The scheme reportedly attracted over 2,000 investors globally, while at least 800 people in Singapore were said to have ploughed about $65 million into the scheme since 2011.
Initially, investment returns were paid promptly but concerns about EcoHouse’s legitimacy started to emerge last year when investors did not receive payments on time.
After its Singapore office was abruptly closed down last August, the Brazilian government said that EcoHouse had no links with the country’s social housing scheme. EcoHouse subsequently filed for voluntary winding-up in Britain.
Reports against EcoHouse have been filed with the Commercial Affairs Department (CAD), and a class-action suit has also been lodged in Brazil by a group of more than 100 Singapore investors.
Hotel and student hostel projects in Britain
About 200 Singaporeans are facing the prospect of losing about $20 million after investing in botched hotel and student hostel projects in Britain.
They had bought units in nine projects by British property developer Key Homes, which became insolvent and was put into administration last year.
Many of the investors are aged 40 and older with a number using their Central Provident Fund savings to buy these housing projects.
A group of 30 Singaporeans are looking to reclaim their losses by suing the lawyers who had represented them in the multimillion-dollar venture. The suit will be filed next month.
They are alleging that the firms did not inform them about the risks of the investments.

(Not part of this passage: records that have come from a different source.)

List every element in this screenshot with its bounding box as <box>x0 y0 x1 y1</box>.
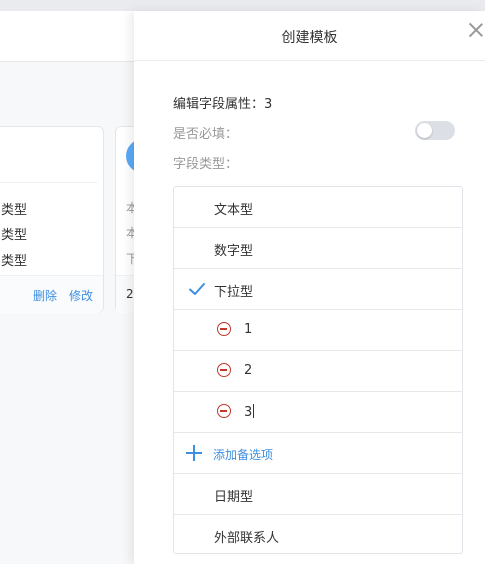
required-label: 是否必填： <box>173 127 239 142</box>
toggle-knob <box>417 123 432 138</box>
option-value: 3 <box>244 405 253 420</box>
card-field-type: 类型 <box>1 203 28 218</box>
text-cursor <box>253 404 255 418</box>
type-option-label: 下拉型 <box>214 285 254 300</box>
card-divider <box>0 182 97 183</box>
remove-option-icon[interactable] <box>217 404 231 418</box>
dropdown-option-row: 2 <box>174 351 462 392</box>
required-toggle[interactable] <box>415 121 455 140</box>
plus-icon <box>186 445 202 461</box>
edit-link[interactable]: 修改 <box>69 287 93 304</box>
card-field-type: 类型 <box>1 254 28 269</box>
dropdown-option-row: 3 <box>174 392 462 433</box>
type-option-text[interactable]: 文本型 <box>174 187 462 228</box>
remove-option-icon[interactable] <box>217 363 231 377</box>
remove-option-icon[interactable] <box>217 322 231 336</box>
type-option-number[interactable]: 数字型 <box>174 228 462 269</box>
card-field-type: 类型 <box>1 228 28 243</box>
type-option-label: 数字型 <box>214 244 254 259</box>
add-option-button[interactable]: 添加备选项 <box>174 433 462 474</box>
delete-link[interactable]: 删除 <box>33 287 57 304</box>
type-option-dropdown[interactable]: 下拉型 <box>174 269 462 310</box>
check-icon <box>189 283 205 295</box>
window-top-strip <box>0 0 485 11</box>
type-option-label: 外部联系人 <box>214 531 280 546</box>
field-properties-title: 编辑字段属性：3 <box>173 97 273 112</box>
field-type-label: 字段类型： <box>173 157 239 172</box>
dropdown-option-input[interactable]: 2 <box>244 363 252 378</box>
dropdown-option-row: 1 <box>174 310 462 351</box>
type-option-date[interactable]: 日期型 <box>174 474 462 515</box>
field-type-list: 文本型 数字型 下拉型 1 2 3 添加备选项 日期型 外部联系人 <box>173 186 463 554</box>
drawer-header: 创建模板 <box>134 11 485 61</box>
card-footer: 删除 修改 <box>0 275 103 313</box>
close-icon[interactable] <box>467 21 485 39</box>
dropdown-option-input[interactable]: 1 <box>244 322 252 337</box>
card-footer-text: 2 <box>126 287 134 301</box>
add-option-label: 添加备选项 <box>213 448 274 462</box>
dropdown-option-input[interactable]: 3 <box>244 404 255 420</box>
type-option-label: 日期型 <box>214 490 254 505</box>
drawer-title: 创建模板 <box>281 30 338 46</box>
create-template-drawer: 创建模板 编辑字段属性：3 是否必填： 字段类型： 文本型 数字型 下拉型 1 … <box>134 11 485 564</box>
type-option-label: 文本型 <box>214 203 254 218</box>
type-option-contact[interactable]: 外部联系人 <box>174 515 462 556</box>
template-card[interactable]: 类型 类型 类型 删除 修改 <box>0 126 104 313</box>
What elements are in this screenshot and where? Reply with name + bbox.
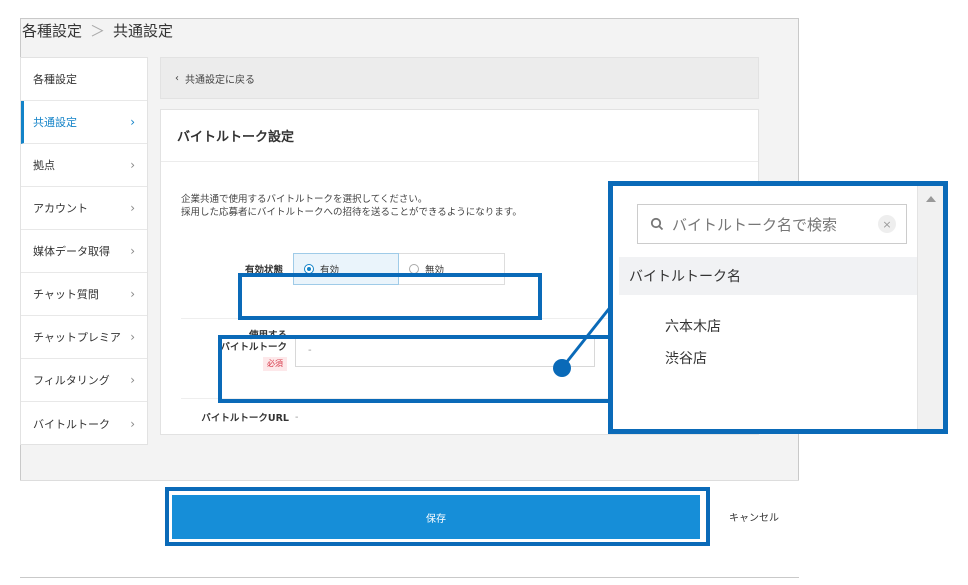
panel-title: バイトルトーク設定	[161, 110, 758, 162]
cancel-button[interactable]: キャンセル	[729, 509, 779, 524]
chevron-right-icon: ›	[130, 244, 135, 258]
status-radio-enabled[interactable]: 有効	[293, 253, 399, 285]
sidebar: 各種設定 共通設定 › 拠点 › アカウント › 媒体データ取得 › チャット質…	[20, 57, 148, 445]
sidebar-item-baitoru-talk[interactable]: バイトルトーク ›	[21, 402, 147, 445]
talk-label-line: バイトルトーク	[220, 342, 287, 353]
status-label: 有効状態	[244, 265, 283, 276]
sidebar-header: 各種設定	[21, 58, 147, 101]
dropdown-scrollbar[interactable]	[917, 186, 943, 429]
breadcrumb-parent[interactable]: 各種設定	[22, 20, 82, 41]
chevron-right-icon: ›	[130, 158, 135, 172]
close-icon[interactable]: ×	[878, 215, 896, 233]
scroll-up-arrow-icon[interactable]	[926, 196, 936, 202]
sidebar-item-label: バイトルトーク	[33, 417, 110, 431]
sidebar-item-media-data[interactable]: 媒体データ取得 ›	[21, 230, 147, 273]
talk-select-row: 使用する バイトルトーク 必須 -	[191, 330, 595, 371]
status-row: 有効状態 有効 無効	[219, 253, 505, 285]
sidebar-item-label: 共通設定	[33, 116, 77, 129]
chevron-right-icon: ›	[130, 416, 135, 431]
sidebar-item-label: チャット質問	[33, 288, 99, 301]
panel-description: 企業共通で使用するバイトルトークを選択してください。 採用した応募者にバイトルト…	[181, 193, 522, 219]
url-row: バイトルトークURL -	[191, 410, 299, 425]
radio-checked-icon	[304, 264, 314, 274]
talk-dropdown-popup: バイトルトーク名で検索 × バイトルトーク名 六本木店 渋谷店	[608, 181, 948, 434]
chevron-right-icon: ›	[130, 330, 135, 344]
dropdown-option[interactable]: 渋谷店	[665, 348, 707, 368]
sidebar-item-label: フィルタリング	[33, 374, 110, 387]
sidebar-header-label: 各種設定	[33, 73, 77, 86]
description-line: 採用した応募者にバイトルトークへの招待を送ることができるようになります。	[181, 207, 522, 218]
talk-label-line: 使用する	[248, 330, 287, 341]
sidebar-item-filtering[interactable]: フィルタリング ›	[21, 359, 147, 402]
chevron-right-icon: ›	[130, 115, 135, 129]
dropdown-option[interactable]: 六本木店	[665, 316, 721, 336]
chevron-right-icon: ›	[130, 201, 135, 215]
footer-bar: 保存 キャンセル	[20, 480, 799, 577]
sidebar-item-locations[interactable]: 拠点 ›	[21, 144, 147, 187]
required-badge: 必須	[263, 357, 287, 371]
breadcrumb-current: 共通設定	[113, 22, 174, 40]
talk-label: 使用する バイトルトーク 必須	[191, 330, 287, 371]
save-button[interactable]: 保存	[172, 495, 700, 539]
breadcrumb-separator: ＞	[90, 22, 106, 40]
chevron-right-icon: ›	[130, 287, 135, 301]
radio-label: 無効	[425, 265, 445, 276]
chevron-right-icon: ›	[130, 373, 135, 387]
search-icon	[650, 217, 664, 231]
breadcrumb: 各種設定 ＞ 共通設定	[22, 20, 173, 41]
back-link-label: 共通設定に戻る	[185, 74, 255, 86]
description-line: 企業共通で使用するバイトルトークを選択してください。	[181, 194, 428, 205]
dropdown-search-input[interactable]: バイトルトーク名で検索 ×	[637, 204, 907, 244]
sidebar-item-label: 媒体データ取得	[33, 245, 110, 258]
dropdown-list: バイトルトーク名で検索 × バイトルトーク名 六本木店 渋谷店	[619, 186, 921, 429]
status-radio-disabled[interactable]: 無効	[399, 253, 505, 285]
sidebar-item-account[interactable]: アカウント ›	[21, 187, 147, 230]
sidebar-item-chat-questions[interactable]: チャット質問 ›	[21, 273, 147, 316]
sidebar-item-label: 拠点	[33, 159, 55, 172]
radio-unchecked-icon	[409, 264, 419, 274]
sidebar-item-label: チャットプレミア	[33, 331, 121, 344]
url-label: バイトルトークURL	[201, 413, 289, 424]
chevron-left-icon: ‹	[175, 72, 179, 84]
sidebar-item-label: アカウント	[33, 202, 88, 215]
url-value: -	[295, 411, 299, 423]
search-placeholder: バイトルトーク名で検索	[672, 215, 838, 234]
back-link[interactable]: ‹ 共通設定に戻る	[160, 57, 759, 99]
radio-label: 有効	[320, 265, 340, 276]
talk-select[interactable]: -	[295, 334, 595, 367]
sidebar-item-common-settings[interactable]: 共通設定 ›	[21, 101, 147, 144]
dropdown-list-header: バイトルトーク名	[619, 257, 921, 295]
sidebar-item-chat-premier[interactable]: チャットプレミア ›	[21, 316, 147, 359]
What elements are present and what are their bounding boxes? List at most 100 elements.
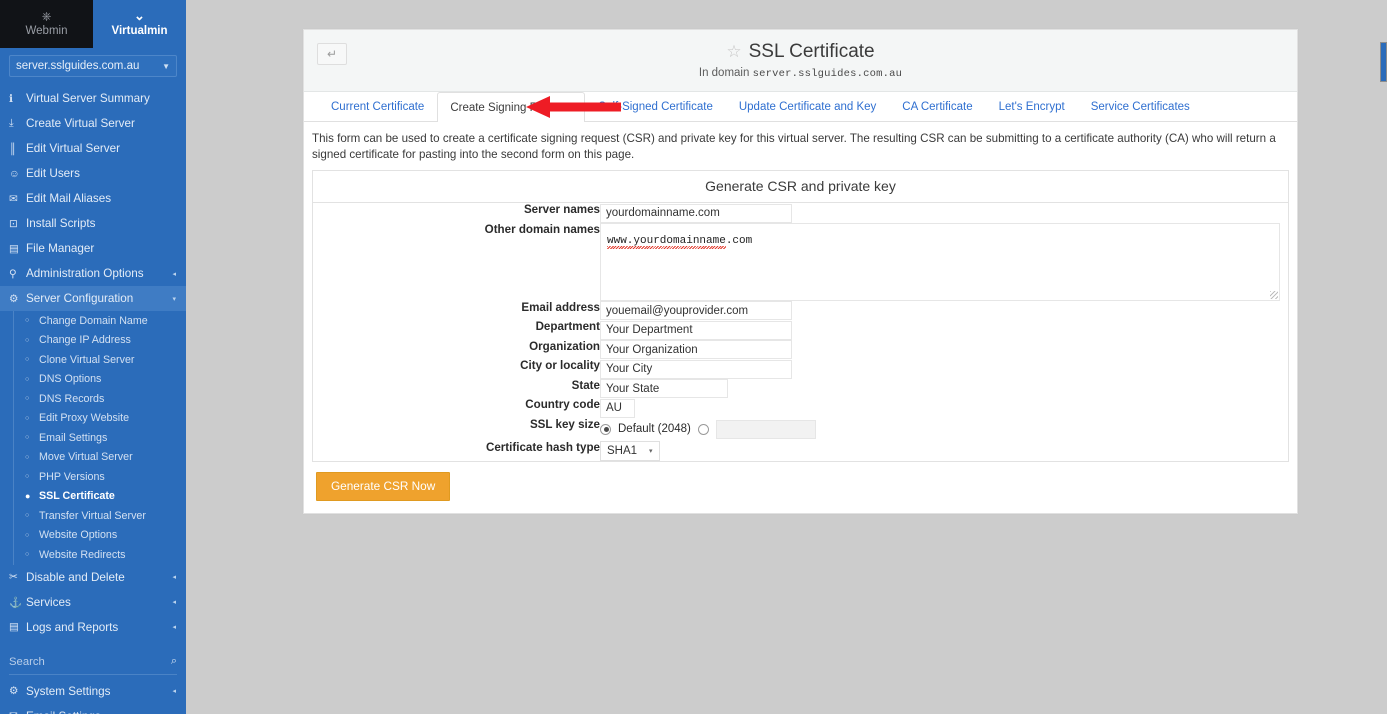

PT Magic Kingdom Island Resort Paradise, Indonesia
In 2002, 1,000 Singaporeans who paid up to $3,800 each to join Indonesian country club PT Magic Kingdom Island Resort Paradise were left stranded when the club went bankrupt. Despite collecting about $2 million, the club never started the resort project.
Villa Temasek, Indonesia
In 2001, about 90 Singaporeans who paid $16,000 for units in the Villa Temasek development in Bintan lost their money after the developer disappeared before work was completed.
Anjung Seri Condominium, Johor Baru
In 1995, some 37 Singaporeans paid between RM150,000 ($55,566 in current day conversions) and RM400,000 for apartments at the 199-unit Anjung Seri Condominium in Johor Baru. Two of the five blocks were left uncompleted because the developer ran into funding problems.